Some examples of earmark "investments" highlighted in the report:
* Jackson State University in Mississippi received a nearly $500,000 FIPSE earmark to establish a school of osteopathic medicine despite having no intention of establishing the school.
* A $25,000 FIE earmark went to Clark County School District in Las Vegas for mariachi music.
* The U.S. Department of Education granted an extension of authority for an FIE-earmarked project despite the fact that funds were being embezzled by its earmark manager, who is serving 63 months in prison.
* $4.3 million has gone to support big labor through the National Labor College in Silver Spring, Md.
* A $200,000 FIPSE earmark went to Central Washington University for "curriculum development" - aka wine studies.
* In fiscal 2010, elected officials in Port Townsend, Wash., funneled a half-million dollar FIE earmark to a private entity called "Look Both Ways" that develops Internet safety curriculum. Its cost was sufficient to prevent teacher layoffs in the school district where the private entity awarded the pork project was located. In fact, the earmark would have provided 65 percent of the district's funding shortfall.
* Politicians provided the University of Hawaii-West Oahu a $200,000 FIPSE earmark to produce "Primal Quest," a film documentary on some the most studied and photographed people in the world.

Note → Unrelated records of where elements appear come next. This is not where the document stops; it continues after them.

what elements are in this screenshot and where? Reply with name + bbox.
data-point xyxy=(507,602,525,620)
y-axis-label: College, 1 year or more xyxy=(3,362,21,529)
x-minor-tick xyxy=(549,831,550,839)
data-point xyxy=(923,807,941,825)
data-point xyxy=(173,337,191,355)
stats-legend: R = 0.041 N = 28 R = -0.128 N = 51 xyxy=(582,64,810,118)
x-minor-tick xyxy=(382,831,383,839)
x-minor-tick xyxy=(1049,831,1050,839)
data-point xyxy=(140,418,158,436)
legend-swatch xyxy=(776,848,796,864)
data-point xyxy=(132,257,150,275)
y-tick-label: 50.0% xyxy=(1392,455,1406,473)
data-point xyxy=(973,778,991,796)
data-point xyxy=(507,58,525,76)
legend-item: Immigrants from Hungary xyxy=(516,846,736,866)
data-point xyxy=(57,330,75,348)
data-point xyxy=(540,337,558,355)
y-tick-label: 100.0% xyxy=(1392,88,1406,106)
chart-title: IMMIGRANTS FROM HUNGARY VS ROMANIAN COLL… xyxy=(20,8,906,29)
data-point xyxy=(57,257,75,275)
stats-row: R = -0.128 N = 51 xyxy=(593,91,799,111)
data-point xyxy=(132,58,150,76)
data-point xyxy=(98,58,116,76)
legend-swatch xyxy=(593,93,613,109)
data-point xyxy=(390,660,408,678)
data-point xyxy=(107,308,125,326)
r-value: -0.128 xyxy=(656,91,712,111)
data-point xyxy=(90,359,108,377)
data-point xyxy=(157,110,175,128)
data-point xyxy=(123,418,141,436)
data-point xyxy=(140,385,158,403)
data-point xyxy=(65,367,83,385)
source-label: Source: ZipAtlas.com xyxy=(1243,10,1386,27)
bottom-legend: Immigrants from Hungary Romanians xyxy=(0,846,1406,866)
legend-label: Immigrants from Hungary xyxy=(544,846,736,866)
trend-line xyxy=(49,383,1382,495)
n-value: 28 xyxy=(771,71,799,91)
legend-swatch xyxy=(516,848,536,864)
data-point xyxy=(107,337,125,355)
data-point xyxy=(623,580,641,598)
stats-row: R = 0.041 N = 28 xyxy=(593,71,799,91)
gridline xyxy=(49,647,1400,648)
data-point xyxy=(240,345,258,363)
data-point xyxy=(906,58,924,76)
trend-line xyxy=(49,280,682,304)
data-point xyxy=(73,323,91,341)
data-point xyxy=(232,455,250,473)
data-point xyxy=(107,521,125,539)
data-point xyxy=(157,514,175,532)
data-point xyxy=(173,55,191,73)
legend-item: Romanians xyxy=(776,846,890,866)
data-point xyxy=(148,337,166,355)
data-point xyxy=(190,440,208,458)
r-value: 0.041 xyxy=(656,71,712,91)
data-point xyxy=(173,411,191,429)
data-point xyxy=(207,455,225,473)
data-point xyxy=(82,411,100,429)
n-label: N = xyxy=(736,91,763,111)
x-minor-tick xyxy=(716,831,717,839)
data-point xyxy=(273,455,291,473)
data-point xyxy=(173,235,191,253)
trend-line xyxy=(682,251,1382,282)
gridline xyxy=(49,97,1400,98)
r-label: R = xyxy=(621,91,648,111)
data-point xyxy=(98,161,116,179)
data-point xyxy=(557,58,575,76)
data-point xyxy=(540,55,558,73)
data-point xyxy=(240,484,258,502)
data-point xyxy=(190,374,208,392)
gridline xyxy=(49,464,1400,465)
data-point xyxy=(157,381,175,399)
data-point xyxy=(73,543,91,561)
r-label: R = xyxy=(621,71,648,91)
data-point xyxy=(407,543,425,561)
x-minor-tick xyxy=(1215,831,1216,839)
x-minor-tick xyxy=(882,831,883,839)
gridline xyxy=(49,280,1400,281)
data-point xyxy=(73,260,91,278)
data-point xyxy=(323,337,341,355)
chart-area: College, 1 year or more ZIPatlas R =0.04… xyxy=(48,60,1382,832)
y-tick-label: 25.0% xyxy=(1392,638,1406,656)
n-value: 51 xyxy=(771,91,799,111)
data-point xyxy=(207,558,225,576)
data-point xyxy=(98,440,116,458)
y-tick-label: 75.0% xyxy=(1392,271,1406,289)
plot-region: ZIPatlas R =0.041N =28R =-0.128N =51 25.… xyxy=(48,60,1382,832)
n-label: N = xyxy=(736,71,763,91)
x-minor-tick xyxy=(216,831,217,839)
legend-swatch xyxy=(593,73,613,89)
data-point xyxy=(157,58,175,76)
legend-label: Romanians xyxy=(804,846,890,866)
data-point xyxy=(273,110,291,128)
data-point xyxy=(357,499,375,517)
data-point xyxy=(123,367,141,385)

It's been said the definition of insanity is doing the same thing over and over again and expecting a different result. Congress' belief that we can spend our way to success through failed experiments like the U.S. Department of Education is an insane assumption that has been refuted by mountains of research. Yet Congress and the unions continue to offer more of the same. The American people are ready for real change in education. Breaking Congress' addiction to education earmarks will help clear a path to the kind of reform parents expect and our children deserve.